News & Insights

New York Tax Tribunal Disallows Payments to Captive Insurer

Tax Development Aug 24, 2017

Stewart’s Shops Corporation (“Stewart’s Shops”) owns and operates more than 300 convenience stores and gas stations in New York and Vermont. In 2003, Stewart’s Shops formed a captive insurance subsidiary called Black Ridge Insurance Corporation (BRIC). In 1997, the New York Legislature enacted legislation providing for captive insurance companies to be created and operated in New York. Under those statutes, captive insurance companies would be subject to gross premium taxes. 

BRIC was formed under these statutes and was regulated by the New York Department of Insurance (“Department”).

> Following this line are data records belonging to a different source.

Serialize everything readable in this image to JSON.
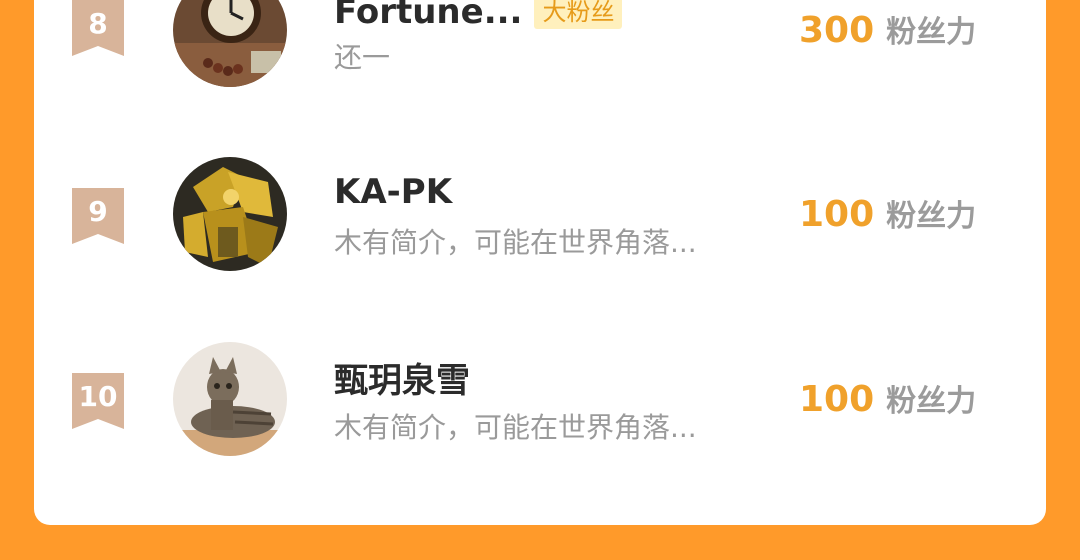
{
  "ranking": {
    "rows": [
      {
        "rank": "8",
        "name": "Fortune...",
        "badge": "大粉丝",
        "bio": "还一",
        "score": "300",
        "score_unit": "粉丝力"
      },
      {
        "rank": "9",
        "name": "KA-PK",
        "bio": "木有简介，可能在世界角落...",
        "score": "100",
        "score_unit": "粉丝力"
      },
      {
        "rank": "10",
        "name": "甄玥泉雪",
        "bio": "木有简介，可能在世界角落...",
        "score": "100",
        "score_unit": "粉丝力"
      }
    ]
  },
  "colors": {
    "page_background": "#ff9a2a",
    "score_color": "#f0a12b",
    "badge_bg": "#fff0bd",
    "rank_badge": "#d8b49a"
  }
}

In fact, Stewart’s Shops was encouraged by the captive unit of the New York Department of Insurance to form the captive. In addition, the Department recommended a firm to perform a feasibility and actuarial study to assist with the formation and license application for BRIC. The study concluded that the risks to be insured were traditional business risks and recommended appropriate premiums based on current market conditions. The Department accepted BRIC’s application, and BRIC began operations, collecting premiums and paying claims. It would appear that Stewart’s Shops’ risk management project was successfully and appropriately implemented. 

However, in 2010 and 2011, the New York Division of Taxation (“Division”) conducted an audit of Stewart’s Shops and concluded that the payments from Stewart’s Shops to BRIC were not allowable. The Division asserted that the payments were not deductible premiums for determining federal taxable income (FTI). The Division’s position was that because there was neither risk shifting nor distribution of risk, the payments could not be considered deductible premiums. These elements are essential for federal tax purposes to ensure the deductibility of payments as premiums. The New York Tax Appeals Tribunal1 agreed with an Administrative Law Judge who determined that the deduction should be disallowed despite the recognition of BRIC as an insurance company for purposes of New York insurance law. 

It would appear that Stewart’s Shops did everything right in establishing BRIC, and that BRIC was an insurance company under New York insurance law. But for tax purposes, not only does an insurance company need to meet the requirements of state insurance laws, it must also be considered an insurance company for federal income tax purposes, if the state uses FTI as the starting point for determining state income tax. If it had included enough additional parties and their related risks in BRIC, the diversification of risk requirements would have been satisfied, and the deductions would have been allowed. See IRS Rev. Rul. 2002-90, which delineated how risk shifting can occur within an affiliated group of companies.  

1 Matter of Stewart’s Shops Corp., DTA No. 825745, July 27, 2017.